David Wilson, o pai de PO, é bem diferente do Bob Barnard, da série Insatiable (2018). Você se sente atraído por projetos tão distintos?
Com certeza. Ninguém quer se repetir, não é mesmo? É importante que a gente se sinta constantemente desafiado, disposto a trilhar caminhos que ainda não conhecíamos. Esse meu novo show, o Insatiable, é um ótimo exemplo neste sentido. Aquele personagem não poderia ser mais diferente do que faço aqui. Ele é, literalmente, o oposto do David. Mas o trabalho é o mesmo. É preciso concentração, estar sempre muito atento e entender quem é aquela figura que você está tentando dar vida. Você precisa acreditar antes, pois só assim o público irá comprar o que você está fazendo.

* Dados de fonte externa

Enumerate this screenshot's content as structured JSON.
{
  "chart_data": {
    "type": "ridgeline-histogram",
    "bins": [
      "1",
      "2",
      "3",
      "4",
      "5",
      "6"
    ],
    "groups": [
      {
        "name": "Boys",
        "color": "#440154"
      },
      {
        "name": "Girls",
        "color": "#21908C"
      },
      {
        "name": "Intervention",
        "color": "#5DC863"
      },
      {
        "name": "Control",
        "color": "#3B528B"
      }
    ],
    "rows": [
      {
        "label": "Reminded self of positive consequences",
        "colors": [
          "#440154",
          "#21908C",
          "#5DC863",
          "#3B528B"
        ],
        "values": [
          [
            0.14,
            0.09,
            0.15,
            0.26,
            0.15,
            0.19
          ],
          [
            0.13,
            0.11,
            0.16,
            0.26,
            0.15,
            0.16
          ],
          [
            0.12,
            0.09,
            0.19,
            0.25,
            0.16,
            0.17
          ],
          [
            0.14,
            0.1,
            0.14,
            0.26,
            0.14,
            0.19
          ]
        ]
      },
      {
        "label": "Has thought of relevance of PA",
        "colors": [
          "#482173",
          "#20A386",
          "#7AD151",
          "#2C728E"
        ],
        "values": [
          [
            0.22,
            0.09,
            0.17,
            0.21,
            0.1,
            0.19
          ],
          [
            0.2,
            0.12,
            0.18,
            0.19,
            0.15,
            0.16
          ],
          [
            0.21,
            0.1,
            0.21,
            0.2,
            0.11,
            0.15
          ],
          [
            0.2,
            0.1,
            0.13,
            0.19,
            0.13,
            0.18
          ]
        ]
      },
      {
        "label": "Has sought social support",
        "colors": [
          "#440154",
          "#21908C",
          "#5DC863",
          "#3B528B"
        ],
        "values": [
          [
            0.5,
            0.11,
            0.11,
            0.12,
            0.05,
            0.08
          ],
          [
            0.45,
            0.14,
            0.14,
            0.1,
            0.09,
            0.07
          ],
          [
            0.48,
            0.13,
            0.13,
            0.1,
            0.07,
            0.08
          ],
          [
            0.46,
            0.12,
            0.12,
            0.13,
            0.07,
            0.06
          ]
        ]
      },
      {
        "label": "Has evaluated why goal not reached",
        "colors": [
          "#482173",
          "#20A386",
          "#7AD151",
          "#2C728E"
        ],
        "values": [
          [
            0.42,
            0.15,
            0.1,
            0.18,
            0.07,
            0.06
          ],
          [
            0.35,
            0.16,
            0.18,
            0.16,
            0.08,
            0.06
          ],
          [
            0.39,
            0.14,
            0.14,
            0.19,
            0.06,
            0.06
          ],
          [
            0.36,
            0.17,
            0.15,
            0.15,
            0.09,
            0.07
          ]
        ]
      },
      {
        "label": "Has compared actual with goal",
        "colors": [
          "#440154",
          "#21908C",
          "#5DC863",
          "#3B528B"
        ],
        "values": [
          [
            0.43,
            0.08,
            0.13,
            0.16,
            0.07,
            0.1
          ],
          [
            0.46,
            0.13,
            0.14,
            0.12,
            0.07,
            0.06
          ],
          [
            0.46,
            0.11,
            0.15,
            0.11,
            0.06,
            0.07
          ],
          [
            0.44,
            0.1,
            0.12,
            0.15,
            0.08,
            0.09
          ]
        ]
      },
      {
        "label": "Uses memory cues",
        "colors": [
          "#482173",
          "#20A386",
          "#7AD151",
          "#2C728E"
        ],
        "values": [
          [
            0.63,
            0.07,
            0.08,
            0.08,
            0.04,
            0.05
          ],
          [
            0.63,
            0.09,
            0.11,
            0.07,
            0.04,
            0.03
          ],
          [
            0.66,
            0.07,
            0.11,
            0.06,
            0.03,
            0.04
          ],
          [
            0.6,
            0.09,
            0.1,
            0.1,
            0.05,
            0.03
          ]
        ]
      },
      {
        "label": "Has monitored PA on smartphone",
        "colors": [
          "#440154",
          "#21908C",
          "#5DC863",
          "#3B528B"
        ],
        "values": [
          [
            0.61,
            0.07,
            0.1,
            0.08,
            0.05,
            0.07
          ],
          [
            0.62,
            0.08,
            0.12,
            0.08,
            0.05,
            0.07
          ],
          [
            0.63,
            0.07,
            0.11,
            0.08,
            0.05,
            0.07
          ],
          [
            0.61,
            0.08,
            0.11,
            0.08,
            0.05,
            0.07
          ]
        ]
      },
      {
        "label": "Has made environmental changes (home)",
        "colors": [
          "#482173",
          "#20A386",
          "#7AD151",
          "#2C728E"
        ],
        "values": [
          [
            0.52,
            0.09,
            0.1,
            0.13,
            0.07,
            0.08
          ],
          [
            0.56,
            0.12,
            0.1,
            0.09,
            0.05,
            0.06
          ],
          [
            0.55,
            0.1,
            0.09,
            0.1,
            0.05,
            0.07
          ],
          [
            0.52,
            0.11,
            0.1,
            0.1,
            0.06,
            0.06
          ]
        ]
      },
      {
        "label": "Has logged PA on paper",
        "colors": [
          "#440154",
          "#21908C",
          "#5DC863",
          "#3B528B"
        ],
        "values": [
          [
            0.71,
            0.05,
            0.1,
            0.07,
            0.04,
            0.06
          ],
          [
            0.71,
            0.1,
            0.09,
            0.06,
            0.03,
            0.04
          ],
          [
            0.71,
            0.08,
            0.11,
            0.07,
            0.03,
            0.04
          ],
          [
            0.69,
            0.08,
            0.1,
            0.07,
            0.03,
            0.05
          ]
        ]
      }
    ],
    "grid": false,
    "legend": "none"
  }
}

Você também é conhecido como a voz do Flash, em desenhos animados. O que você acha dos trabalhos do Ezra Miller e do Grant Gustin como o personagem? Você gostaria de interpretá-lo em um projeto live action?
Nossa, com certeza. Seria muito divertido, não tenho a menor dúvida. É uma das partes boas desse mundo dos super-heróis, pois é um universo onda a imaginação, literalmente, não tem limites. É muito divertido essa fantasia toda. Minha parte favorita, no entanto, é não ter que morrer na academia para ter um corpo perfeito, nem ter que usar aqueles uniformes apertados (risos). Acho que o Ezra e o Grant fazem excelentes trabalhos, e é bom se sentir parte de um contexto tão maior. Agora, quem adora mesmo são os meus filhos. Eles adoram reconhecer a voz do pai em um personagem tão icônico quanto o Flash. E aproveitam, vão na Comic Con comigo, acham o máximo toda essa função. E eu me divirto, o que já tá bom demais!
(Entrevista feita por telefone na conexão Porto Alegre / Los Angeles em Novembro de 2018)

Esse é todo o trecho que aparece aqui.